Her voice and visibility in that moment was shunned and shamed as inappropriate by a roomful of leaders who then applauded as the President lamented violence against transgender women of color, violence that his actions have contributed to by not taking action against the detention centers. Her voice is one of few transgender women of color immigrants who are bringing national visibility to this issue of the detention centers. Her voice carried the weight of the communities who are screaming inside detention centers demanding to be freed. Her voice was heard and ridiculed by many who claim to fight for transgender communities and also are involved in LGBT immigrant rights issues.
There is a line in the sand being drawn. Transgender communities have been thrust into the media spotlight, and been asked about our bodies, lovers, histories, and how we see ourselves. The moment we start to engage and raise questions around the state’s transphobic violence, our LGBT community leaders turn their backs and proceed to silence us. Transgender leaders are receiving the message that we are only mere tokens, bodies for entertainment, and accessories to make the spaces of organizing diverse and give the illusion of unity.
As we continue to celebrate and honor trailbrazing transgender women of color in the media and national spotlight, let us also celebrate the transgender women who are imagining a visibility that reaches beyond the borders and the jails and the detention centers that restrict us. Let us show up for these women, and support them as they infuse movements for health access, immigration, and racial and economic justice with their lives and bodies.

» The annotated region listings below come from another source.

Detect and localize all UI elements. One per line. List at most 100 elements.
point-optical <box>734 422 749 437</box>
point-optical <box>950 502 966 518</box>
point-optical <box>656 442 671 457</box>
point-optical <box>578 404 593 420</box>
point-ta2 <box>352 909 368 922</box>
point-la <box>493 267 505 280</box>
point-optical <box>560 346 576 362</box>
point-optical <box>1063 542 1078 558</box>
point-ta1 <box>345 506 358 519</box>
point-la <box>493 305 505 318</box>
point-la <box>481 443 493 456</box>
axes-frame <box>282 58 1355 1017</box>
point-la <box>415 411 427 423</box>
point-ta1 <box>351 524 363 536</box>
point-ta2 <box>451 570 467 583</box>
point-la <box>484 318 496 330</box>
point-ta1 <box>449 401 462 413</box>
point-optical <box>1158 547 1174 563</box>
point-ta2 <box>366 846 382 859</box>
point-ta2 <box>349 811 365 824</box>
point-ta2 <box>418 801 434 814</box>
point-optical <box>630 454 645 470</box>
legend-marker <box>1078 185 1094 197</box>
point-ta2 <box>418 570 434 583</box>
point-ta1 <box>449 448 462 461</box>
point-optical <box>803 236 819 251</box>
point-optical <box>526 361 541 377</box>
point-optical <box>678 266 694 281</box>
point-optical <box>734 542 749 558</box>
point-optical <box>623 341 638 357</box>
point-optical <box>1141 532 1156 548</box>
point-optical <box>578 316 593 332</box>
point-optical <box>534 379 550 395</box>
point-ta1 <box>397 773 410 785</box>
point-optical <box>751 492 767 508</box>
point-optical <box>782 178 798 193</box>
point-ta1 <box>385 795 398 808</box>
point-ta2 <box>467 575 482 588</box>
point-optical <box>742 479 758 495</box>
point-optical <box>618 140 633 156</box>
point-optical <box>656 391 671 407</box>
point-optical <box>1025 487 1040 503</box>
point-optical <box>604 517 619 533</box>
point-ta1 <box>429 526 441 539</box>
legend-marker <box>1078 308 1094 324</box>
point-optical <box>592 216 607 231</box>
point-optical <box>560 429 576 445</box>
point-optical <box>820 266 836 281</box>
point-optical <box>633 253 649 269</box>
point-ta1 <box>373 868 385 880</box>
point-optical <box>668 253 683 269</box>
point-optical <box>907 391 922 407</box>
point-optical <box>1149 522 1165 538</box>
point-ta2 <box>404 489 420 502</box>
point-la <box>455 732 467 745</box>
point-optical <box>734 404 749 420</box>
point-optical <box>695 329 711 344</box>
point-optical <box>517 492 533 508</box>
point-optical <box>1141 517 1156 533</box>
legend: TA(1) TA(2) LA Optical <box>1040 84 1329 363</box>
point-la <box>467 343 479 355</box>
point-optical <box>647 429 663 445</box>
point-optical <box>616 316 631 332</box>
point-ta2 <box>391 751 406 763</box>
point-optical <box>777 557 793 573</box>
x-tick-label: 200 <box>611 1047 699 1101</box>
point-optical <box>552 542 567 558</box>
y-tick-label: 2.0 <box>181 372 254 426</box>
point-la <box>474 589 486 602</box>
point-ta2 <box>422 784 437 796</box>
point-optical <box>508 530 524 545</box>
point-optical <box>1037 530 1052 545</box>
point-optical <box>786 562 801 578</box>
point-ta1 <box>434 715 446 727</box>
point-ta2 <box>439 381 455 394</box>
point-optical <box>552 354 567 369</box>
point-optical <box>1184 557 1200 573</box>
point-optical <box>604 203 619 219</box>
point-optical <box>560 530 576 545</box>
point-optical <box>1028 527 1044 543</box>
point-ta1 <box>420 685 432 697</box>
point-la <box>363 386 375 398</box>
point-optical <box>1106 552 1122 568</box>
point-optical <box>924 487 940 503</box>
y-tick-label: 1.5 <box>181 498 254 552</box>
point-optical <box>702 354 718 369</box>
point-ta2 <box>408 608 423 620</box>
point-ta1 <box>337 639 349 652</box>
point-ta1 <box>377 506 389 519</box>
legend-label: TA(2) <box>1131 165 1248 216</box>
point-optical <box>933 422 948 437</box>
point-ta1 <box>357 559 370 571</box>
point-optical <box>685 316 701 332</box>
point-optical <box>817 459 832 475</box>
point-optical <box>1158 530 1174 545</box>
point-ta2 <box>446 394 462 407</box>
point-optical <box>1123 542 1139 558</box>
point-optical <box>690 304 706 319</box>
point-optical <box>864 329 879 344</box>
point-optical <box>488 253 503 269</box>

In this video of Sylvia Rivera we find the legacy that is alive in Jennicet Gutiérrez protesting at the White House. Two trans women of color, Latinas, separated by decades but connected by a passion for their sisters who are held in cages where they are experiencing physical, psychological, and sexual violence. Both women receiving hisses and boos from privileged LGBQ folks who are more concerned with respectability and enjoying their access to power than they are about the lives of women experiencing severe, daily violence and oppression.